Eliot Tumberfast se tenait dans le renfoncement qui précédait le bureau. Higgins regardait les sarcophages dressés contre le mur, comme s’il était capable de déchiffrer les symboles et les hiéroglyphes qui les décoraient, de la poitrine jusqu’aux pieds.
– Ce que je fais ici, monsieur Tumberfast ? Je cherche. J’essaye de comprendre. Le lieu d’un crime a toujours quelque chose à révéler, à condition de l’examiner avec ordre et méthode, d’en tirer toutes les possibilités cachées. J’ai beaucoup apprécié votre geste, au cimetière.
Higgins évita le sujet délicat de la rose elle-même. S’il avait eu à honorer la mémoire d’une femme, il aurait choisi une espèce rare et précieuse.
– Je suis bouleversé par la mort de Mme Mortimer, avoua Eliot. C’était une femme exceptionnelle.
– Je n’ai pas le sentiment que vous ayez la même admiration pour son mari, avança Higgins qui examinait un hiéroglyphe représentant une chouette vue de face, avec un regard inquisiteur.
– Je n’ai rien à dire sur le professeur Mortimer. Il est mon patron, je suis son assistant. Il faut bien que nous nous accommodions l’un de l’autre.
– Si j’ai bonne mémoire, vous lui avez lancé votre mépris au-dessus de la tombe de son épouse.
Embarrassé, Eliot Tumberfast croisa les bras, cherchant une contenance.
– Mes paroles ont dépassé ma pensée. Il faut me comprendre. Mortimer est tout-puissant, il ne facilite pas ma carrière. J’ai mes opinions dans bien des domaines. Il ne les admet pas souvent. Ma morale scientifique m’interdit pourtant d’y renoncer.
– L’homme juste finit toujours par triompher, rappela Higgins, délaissant les sarcophages pour s’intéresser à une série d’instruments destinés à l’autopsie des momies.
– Cette fameuse momie… Qu’en pensez-vous, monsieur Tumberfast ?
– Elle m’a causé bien des soucis, répondit l’égyptologue en s’avançant jusqu’au seuil du bureau pour ne pas perdre Higgins de vue. Elle a été volée dans le bureau de Sir John Arthur et j’ai été soupçonné ! Vous n’imaginez pas à quel point cette accusation m’a blessé.
– À votre avis, les momies voient-elles dans le noir ?
– Qu’est-ce que vous dites, inspecteur ?
– Eh bien, reprit tranquillement Higgins, la déposition de Philipp Mortimer et du veilleur de nuit, J. J. Battiscombe, indiquent que le bureau était plongé dans l’obscurité quand la porte fut ouverte. Alors, je me demandais…
Higgins manipulait un scalpel tout à fait semblable à celui d’un chirurgien. Il le reposa avec précaution parmi d’autres instruments de dissection. Eliot Tumberfast semblait plongé dans un abîme de réflexions.

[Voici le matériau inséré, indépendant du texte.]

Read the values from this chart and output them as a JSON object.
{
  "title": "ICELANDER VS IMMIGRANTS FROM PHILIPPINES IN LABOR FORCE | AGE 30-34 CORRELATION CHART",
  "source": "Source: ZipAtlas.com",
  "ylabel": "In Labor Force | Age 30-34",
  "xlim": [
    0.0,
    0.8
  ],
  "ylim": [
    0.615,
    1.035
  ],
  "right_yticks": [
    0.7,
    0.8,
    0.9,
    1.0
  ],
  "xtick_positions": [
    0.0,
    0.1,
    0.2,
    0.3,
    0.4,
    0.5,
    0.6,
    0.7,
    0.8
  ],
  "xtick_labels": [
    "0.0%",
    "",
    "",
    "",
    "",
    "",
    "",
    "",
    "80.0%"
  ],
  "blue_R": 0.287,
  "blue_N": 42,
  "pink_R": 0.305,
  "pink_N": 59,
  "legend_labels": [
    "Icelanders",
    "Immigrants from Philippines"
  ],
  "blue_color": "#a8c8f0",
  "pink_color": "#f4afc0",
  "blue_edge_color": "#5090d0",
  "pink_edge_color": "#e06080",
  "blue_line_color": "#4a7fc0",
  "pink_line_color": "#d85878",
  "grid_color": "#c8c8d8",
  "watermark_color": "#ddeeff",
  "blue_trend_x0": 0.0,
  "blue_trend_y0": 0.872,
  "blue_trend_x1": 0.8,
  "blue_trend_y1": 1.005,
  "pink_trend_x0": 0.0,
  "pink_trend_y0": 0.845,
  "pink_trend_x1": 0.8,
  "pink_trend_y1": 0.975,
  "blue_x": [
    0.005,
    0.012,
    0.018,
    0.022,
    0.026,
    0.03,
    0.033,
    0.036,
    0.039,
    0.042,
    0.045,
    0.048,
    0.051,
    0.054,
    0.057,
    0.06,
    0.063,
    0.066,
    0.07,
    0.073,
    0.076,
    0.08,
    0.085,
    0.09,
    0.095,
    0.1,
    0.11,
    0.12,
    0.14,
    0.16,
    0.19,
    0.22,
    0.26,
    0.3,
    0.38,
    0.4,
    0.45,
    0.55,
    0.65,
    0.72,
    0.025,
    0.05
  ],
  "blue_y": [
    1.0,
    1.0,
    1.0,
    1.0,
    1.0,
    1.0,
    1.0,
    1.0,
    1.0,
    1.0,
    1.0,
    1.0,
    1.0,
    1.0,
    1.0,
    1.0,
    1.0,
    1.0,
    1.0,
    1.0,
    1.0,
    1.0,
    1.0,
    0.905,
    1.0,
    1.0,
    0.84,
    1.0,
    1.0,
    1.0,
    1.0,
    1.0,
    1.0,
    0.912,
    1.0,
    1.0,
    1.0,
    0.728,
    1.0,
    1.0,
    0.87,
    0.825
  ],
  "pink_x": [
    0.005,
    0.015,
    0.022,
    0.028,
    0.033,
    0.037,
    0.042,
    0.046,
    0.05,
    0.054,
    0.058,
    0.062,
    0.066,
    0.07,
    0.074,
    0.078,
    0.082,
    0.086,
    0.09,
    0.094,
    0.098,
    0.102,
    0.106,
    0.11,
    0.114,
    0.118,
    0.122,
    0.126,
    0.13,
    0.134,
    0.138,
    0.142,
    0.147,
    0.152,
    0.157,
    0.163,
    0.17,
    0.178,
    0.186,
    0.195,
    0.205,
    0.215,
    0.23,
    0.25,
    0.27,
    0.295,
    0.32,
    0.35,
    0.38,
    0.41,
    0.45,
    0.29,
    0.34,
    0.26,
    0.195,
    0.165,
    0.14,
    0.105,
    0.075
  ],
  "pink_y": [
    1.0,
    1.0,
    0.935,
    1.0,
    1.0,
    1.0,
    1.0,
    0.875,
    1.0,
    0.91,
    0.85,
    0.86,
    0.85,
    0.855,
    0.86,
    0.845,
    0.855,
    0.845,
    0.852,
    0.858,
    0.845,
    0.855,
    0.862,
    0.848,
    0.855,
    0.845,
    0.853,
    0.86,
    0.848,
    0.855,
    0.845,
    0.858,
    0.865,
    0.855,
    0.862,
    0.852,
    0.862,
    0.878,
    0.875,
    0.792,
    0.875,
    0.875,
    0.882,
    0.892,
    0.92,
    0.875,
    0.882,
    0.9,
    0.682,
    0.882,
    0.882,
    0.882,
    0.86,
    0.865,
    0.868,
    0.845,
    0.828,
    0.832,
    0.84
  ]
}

– Cela n’a sans doute aucun rapport avec ce qui vous préoccupe, mais les vieux textes affirment qu’on ouvrait la bouche et les yeux de la momie pour qu’elle puisse parler et voir à nouveau, une fois ressuscitée.
– Intéressant. Ces Égyptiens avaient de bien curieuses connaissances.
– Passionnantes, voulez-vous dire ! s’enflamma Eliot Tumberfast. Je suis persuadé que leur magie avait vaincu le secret de la mort. Je le prouverai. Pour qui sait lire ces hiéroglyphes, il y a bien des mystères révélés !
– Le professeur Mortimer est-il de votre avis ? interrogea Higgins en prenant des notes sur son carnet noir.
– Il voit l’égyptologie d’une autre façon.
Higgins dessinait un plan du bureau laboratoire.
– Je ne me souviens pas très bien de votre témoignage concernant la soirée du meurtre. Vous trouviez-vous dans votre bureau ?
– Mais non, s’étonna Eliot Tumberfast. Je travaillais avec mon patron, chez lui, dans son hôtel particulier de Mayfair.
– Où avais-je la tête ! se désola Higgins. Le superintendant m’a même indiqué que vous l’aviez bousculé en sortant de l’hôtel particulier. Vous sembliez très énervé.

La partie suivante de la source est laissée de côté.